Secondly, this new report chimes with all the previous research which shows that subject choice and institution matter hugely. However, what is striking about this analysis is that it shows that there is a large group of male graduates who were actually earning less at age 29 than their non-graduate equivalents. Around one-third of the male graduates were earning less, whereas 99% of the female graduates were earning more than their non-graduate counterparts by this age. These male graduates tended to be concentrated in post-1992 universities and specialist institutions which offer very niche subjects, such as performing arts specialisms, so the researchers point out that some of these courses might have been chosen to fulfil passion projects rather than on the basis of their future earnings potential; but it still paints a concerning picture of the inequalities which the English higher education system perpetuates. Even among those who did realise an earnings premium, its size was also hugely sensitive to institution and subject choice, with a small number of courses at the most august universities – most notably maths, law, medicine, physics or economics studied at one of LSE, Oxford, Cambridge, Imperial or King’s College London – providing huge premiums of over 25% in comparison with non-graduates. By contrast, studying English, Philosophy or Creative Arts were – for men – all linked to receiving a negative graduate premium.
Worth the cost?
What implications could this new data have for the higher education funding debate? Universities are coming under increasing pressure for charging almost exactly the same (maximum possible) tuition fee for all their courses, regardless of the specific demands of the subject or the amount of teaching time, particularly when the cost of studying postgraduate qualifications in the same subjects varies enormously both between different courses and different institutions.

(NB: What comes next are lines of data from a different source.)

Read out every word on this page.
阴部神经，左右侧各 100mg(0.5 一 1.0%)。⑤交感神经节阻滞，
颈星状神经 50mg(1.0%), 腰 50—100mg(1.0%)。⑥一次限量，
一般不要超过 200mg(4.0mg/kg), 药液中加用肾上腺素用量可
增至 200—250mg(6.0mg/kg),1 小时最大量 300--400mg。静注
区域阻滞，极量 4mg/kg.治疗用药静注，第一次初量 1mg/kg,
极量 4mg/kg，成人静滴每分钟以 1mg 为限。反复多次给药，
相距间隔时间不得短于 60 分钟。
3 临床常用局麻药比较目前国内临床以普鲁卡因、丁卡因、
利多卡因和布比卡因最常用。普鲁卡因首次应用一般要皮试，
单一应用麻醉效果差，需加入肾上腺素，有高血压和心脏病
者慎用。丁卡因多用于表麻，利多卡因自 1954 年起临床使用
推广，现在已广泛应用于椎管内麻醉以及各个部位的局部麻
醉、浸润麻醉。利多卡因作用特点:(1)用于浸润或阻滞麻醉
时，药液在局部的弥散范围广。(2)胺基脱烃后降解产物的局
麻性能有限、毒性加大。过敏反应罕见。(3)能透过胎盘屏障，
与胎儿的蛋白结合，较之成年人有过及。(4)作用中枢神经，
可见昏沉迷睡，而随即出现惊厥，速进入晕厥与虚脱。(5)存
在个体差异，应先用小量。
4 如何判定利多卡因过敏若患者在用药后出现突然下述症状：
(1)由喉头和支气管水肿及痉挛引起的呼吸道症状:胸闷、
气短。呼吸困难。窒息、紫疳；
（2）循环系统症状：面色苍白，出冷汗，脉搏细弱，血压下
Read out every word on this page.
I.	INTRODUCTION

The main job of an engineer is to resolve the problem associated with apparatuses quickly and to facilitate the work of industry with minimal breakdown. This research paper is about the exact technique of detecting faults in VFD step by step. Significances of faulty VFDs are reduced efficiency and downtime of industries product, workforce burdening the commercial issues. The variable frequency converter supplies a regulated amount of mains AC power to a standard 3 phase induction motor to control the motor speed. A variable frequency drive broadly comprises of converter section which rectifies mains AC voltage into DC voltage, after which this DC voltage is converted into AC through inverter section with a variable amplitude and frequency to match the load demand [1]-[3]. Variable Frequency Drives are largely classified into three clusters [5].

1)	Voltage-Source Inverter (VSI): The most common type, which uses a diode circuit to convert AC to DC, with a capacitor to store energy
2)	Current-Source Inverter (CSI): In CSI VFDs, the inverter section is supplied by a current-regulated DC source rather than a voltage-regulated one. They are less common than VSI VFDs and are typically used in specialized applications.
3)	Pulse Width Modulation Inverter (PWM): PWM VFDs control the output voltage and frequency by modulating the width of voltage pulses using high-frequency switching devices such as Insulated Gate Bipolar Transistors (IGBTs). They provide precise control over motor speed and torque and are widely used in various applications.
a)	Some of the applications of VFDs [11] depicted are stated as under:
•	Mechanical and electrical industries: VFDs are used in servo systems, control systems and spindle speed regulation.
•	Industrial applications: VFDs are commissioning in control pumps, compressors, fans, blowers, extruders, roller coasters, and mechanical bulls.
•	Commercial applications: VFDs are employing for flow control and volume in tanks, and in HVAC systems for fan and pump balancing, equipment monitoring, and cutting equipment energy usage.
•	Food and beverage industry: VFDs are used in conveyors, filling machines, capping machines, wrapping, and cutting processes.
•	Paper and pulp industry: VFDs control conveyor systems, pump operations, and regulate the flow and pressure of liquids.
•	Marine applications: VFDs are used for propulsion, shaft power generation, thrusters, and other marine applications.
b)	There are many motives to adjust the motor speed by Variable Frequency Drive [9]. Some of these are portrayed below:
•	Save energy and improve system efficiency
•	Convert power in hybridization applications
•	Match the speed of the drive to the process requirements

Having such precise evidence that there is massive variation in labour market outcomes between the different courses and institutions seems likely to create further pressure towards some kind of fee differentiation, although how policy-makers should address the gender divide in returns to different degree courses is a problematic question (given that they almost certainly wouldn’t be in favour of charging different fee levels to men and women).
This research is far from the final word on the issue of trying to value the economic returns to going to university; indeed, the researchers point out that age 29 is still quite early in a graduate’s career, and you would expect the earnings of male graduates, in particular, to peak quite a lot later than this. Nevertheless, for policy-makers it does raise the key question of whether too many people are going through university courses unnecessarily when there might be more appropriate alternatives for them instead.